I often find that students as well as parents are concerned about pursuing a medical leave of absence due to the uncertainty attached to taking this step.  For many this will be the first time a student will move forward on something without having a fully outlined plan in place.  However, it is our experience that once on leave, many students, including those most concerned about returning to Brown quickly, discover the value of taking time away and realize that taking whatever amount of time is truly needed has great value.   Once students make a shift to focusing on their own health and well-being and away from the rigors of academia, they discover that healing takes whatever time it takes. Indeed, many students discover that it feels good to shift the way they think about themselves in the world, and that they start to see more clearly the factors that contributed to the need for a leave in the first place.

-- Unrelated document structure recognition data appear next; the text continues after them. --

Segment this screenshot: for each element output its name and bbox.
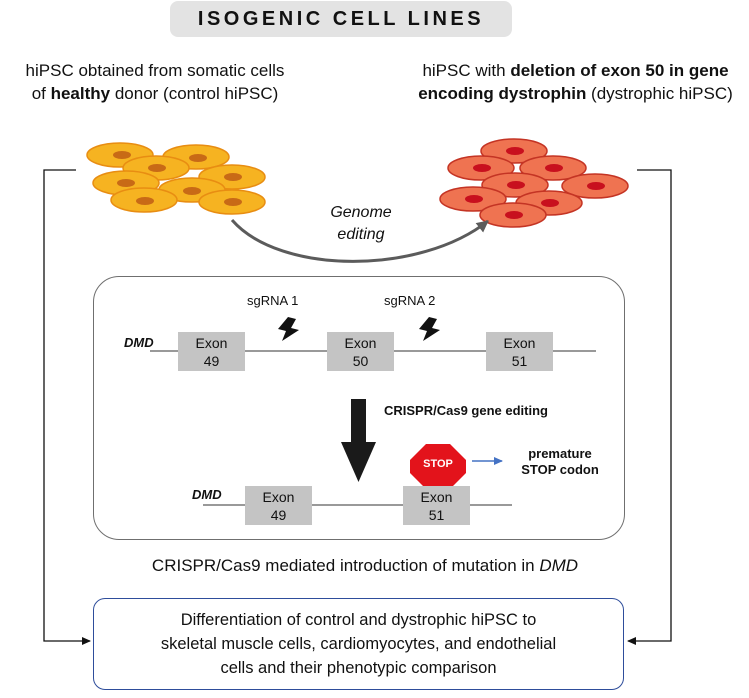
control-label-line1: hiPSC obtained from somatic cells — [25, 61, 285, 80]
diagram-title: ISOGENIC CELL LINES — [170, 1, 512, 37]
exon-49-bottom: Exon 49 — [245, 486, 312, 525]
dmd-label-bottom: DMD — [192, 487, 222, 502]
dystrophic-label-line2: encoding dystrophin (dystrophic hiPSC) — [418, 84, 733, 103]
dystrophic-cell — [447, 155, 515, 181]
dystrophic-cell — [561, 173, 629, 199]
dystrophic-cells-cluster — [439, 138, 629, 228]
exon-51-top: Exon 51 — [486, 332, 553, 371]
control-hipsc-label: hiPSC obtained from somatic cells of hea… — [0, 59, 310, 105]
premature-stop-label: premature STOP codon — [521, 446, 599, 477]
differentiation-line3: cells and their phenotypic comparison — [220, 659, 497, 677]
crispr-caption: CRISPR/Cas9 mediated introduction of mut… — [151, 556, 579, 575]
down-arrow-icon — [341, 399, 376, 482]
stop-sign-text: STOP — [423, 458, 453, 470]
lightning-bolt-icon — [278, 317, 299, 341]
genome-editing-label: Genome editing — [330, 204, 392, 243]
right-flow-arrow — [627, 169, 672, 645]
differentiation-box: Differentiation of control and dystrophi… — [93, 598, 624, 690]
dystrophic-cell — [519, 155, 587, 181]
exon-49-top: Exon 49 — [178, 332, 245, 371]
sgrna2-label: sgRNA 2 — [384, 293, 436, 308]
control-label-line2: of healthy donor (control hiPSC) — [31, 84, 279, 103]
control-cells-cluster — [86, 142, 266, 215]
genome-editing-arrow — [230, 219, 489, 263]
exon-50-top: Exon 50 — [327, 332, 394, 371]
control-cell — [110, 187, 178, 213]
left-flow-arrow — [43, 169, 91, 645]
exon-51-bottom: Exon 51 — [403, 486, 470, 525]
crispr-editing-label: CRISPR/Cas9 gene editing — [384, 403, 548, 418]
crispr-panel — [93, 276, 625, 540]
dystrophic-cell — [439, 186, 507, 212]
differentiation-line2: skeletal muscle cells, cardiomyocytes, a… — [160, 635, 557, 653]
dystrophic-cell — [479, 202, 547, 228]
differentiation-line1: Differentiation of control and dystrophi… — [180, 611, 537, 629]
dystrophic-label-line1: hiPSC with deletion of exon 50 in gene — [422, 61, 729, 80]
dmd-label-top: DMD — [124, 335, 154, 350]
dystrophic-hipsc-label: hiPSC with deletion of exon 50 in gene e… — [402, 59, 749, 105]
control-cell — [198, 189, 266, 215]
lightning-bolt-icon — [419, 317, 440, 341]
stop-sign-icon — [410, 444, 466, 489]
sgrna1-label: sgRNA 1 — [247, 293, 299, 308]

We recommend that students take a full year away mainly for this reason.  We want students to make a commitment to health and healing.   Trying to plan how long a leave will be at the outset is somewhat arbitrary and can interfere with the process of caring for oneself.  We want to be sure students do not set themselves up for a premature return only to have to take another leave from Brown.

Students can petition to return after less than a year away.  Keep in mind that the committee, through careful and thoughtful consideration of all your petition materials, is looking for evidence of sustained stability.  Students who petition before demonstrating this may be asked to take more time away. An overwhelming majority of students whose petition to return is denied the first time do return in a later semester, often reporting that in retrospect they were glad to have taken the extra time after all.